O impacto do projeto já tem sido palpável. Na primeira edição do programa, realizada em 2021, a jornalista mexicana Dulce Soto, do meio Corriente Alterna, publicou uma investigação para visibilizar as violências que enfrentam as pessoas no sistema judicial no México.

No reportagem "As batalhas de Leo contra o sistema penal", Soto relata a história de Leo, um homem trans que, apesar de ter recebido liberdade condicional, ainda estava na prisão por não poder pagar a tornozeleira que lhe foi imposta como medida de vigilância.

Horas após a publicação da reportagem, um tribunal federal mexicano deu um prazo de três dias para que a autoridade responsável explicasse por que não havia sido concedida a tornozeleira a Leo. No dia seguinte, ele foi libertado.

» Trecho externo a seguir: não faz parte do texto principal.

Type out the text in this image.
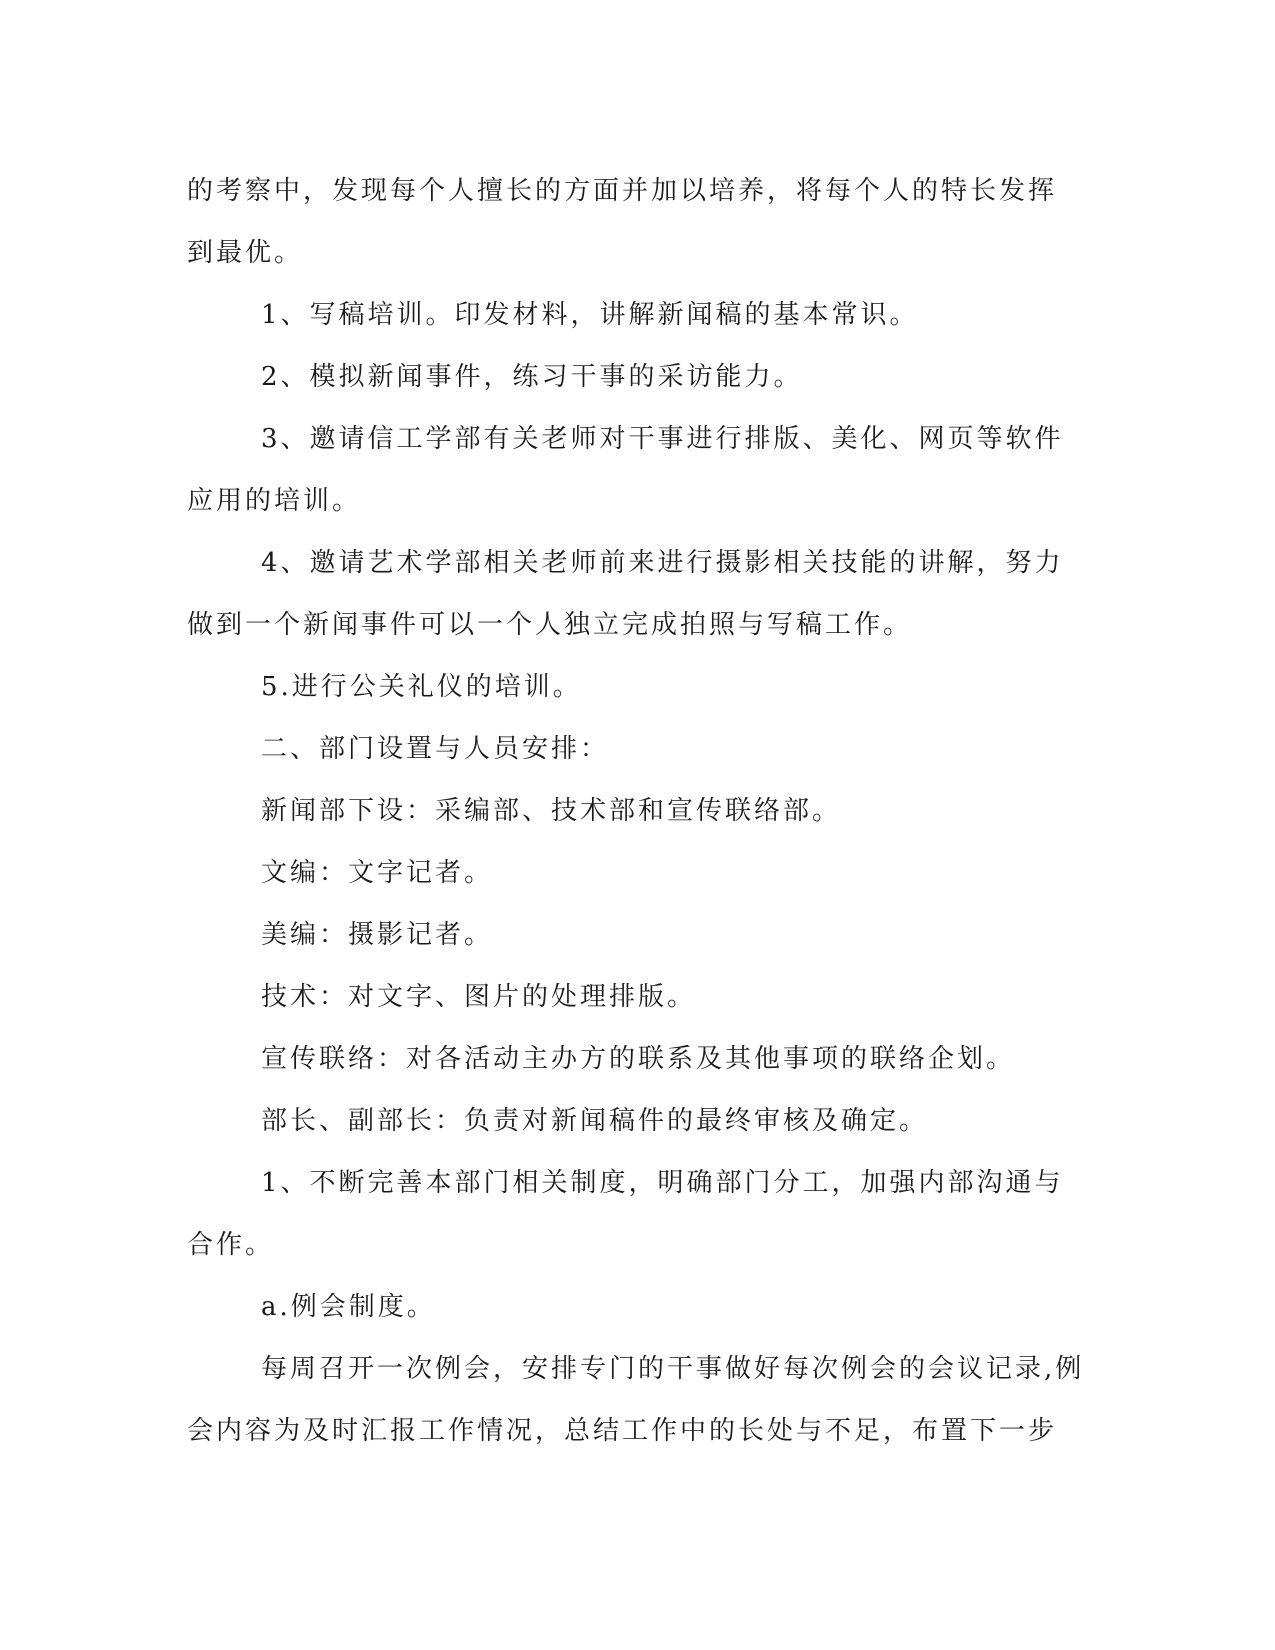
的考察中，发现每个人擅长的方面并加以培养，将每个人的特长发挥
到最优。
1、写稿培训。印发材料，讲解新闻稿的基本常识。
2、模拟新闻事件，练习干事的采访能力。
3、邀请信工学部有关老师对干事进行排版、美化、网页等软件
应用的培训。
4、邀请艺术学部相关老师前来进行摄影相关技能的讲解，努力
做到一个新闻事件可以一个人独立完成拍照与写稿工作。
5.进行公关礼仪的培训。
二、部门设置与人员安排：
新闻部下设：采编部、技术部和宣传联络部。
文编：文字记者。
美编：摄影记者。
技术：对文字、图片的处理排版。
宣传联络：对各活动主办方的联系及其他事项的联络企划。
部长、副部长：负责对新闻稿件的最终审核及确定。
1、不断完善本部门相关制度，明确部门分工，加强内部沟通与
合作。
a.例会制度。
每周召开一次例会，安排专门的干事做好每次例会的会议记录,例
会内容为及时汇报工作情况，总结工作中的长处与不足，布置下一步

"Uma das razões pelas quais abrimos esta terceira edição é precisamente pelos impactos e o engajamento que tivemos nos países centro-americanos e pela boa recepção no ecossistema de mídia. Devido isso, esta terceira edição foi ampliada para três países a mais, agora do Cone Sul", disse Aguirre.

Os participantes das edições anteriores investigaram temas que abrangem os direitos das mulheres com deficiência, abusos familiares, violências contra povos indígenas, aborto e violência obstétrica, entre outros.

Eric Lemus é um jornalista salvadorenho, da Revista Espacio, que participou da edição de 2022 do "Cambia la Historia". Sua investigação concentrou-se em visibilizar como mulheres que sofrem emergências obstétricas em El Salvador acabam indo do hospital para a prisão. Essas mulheres são acusadas de terem praticado um aborto e denunciadas por homicídio qualificado.

"A experiência no meu ano foi imensamente produtiva porque eu não só tive assistência editorial jornalística, mas também tive um acompanhamento formativo com especialistas que me ensinaram a poder melhorar minha linguagem quando se trata de temáticas sensíveis", disse Lemus à LJR. "Sem essa formação, um jornalista pode incorrer na revitimização", acrescentou.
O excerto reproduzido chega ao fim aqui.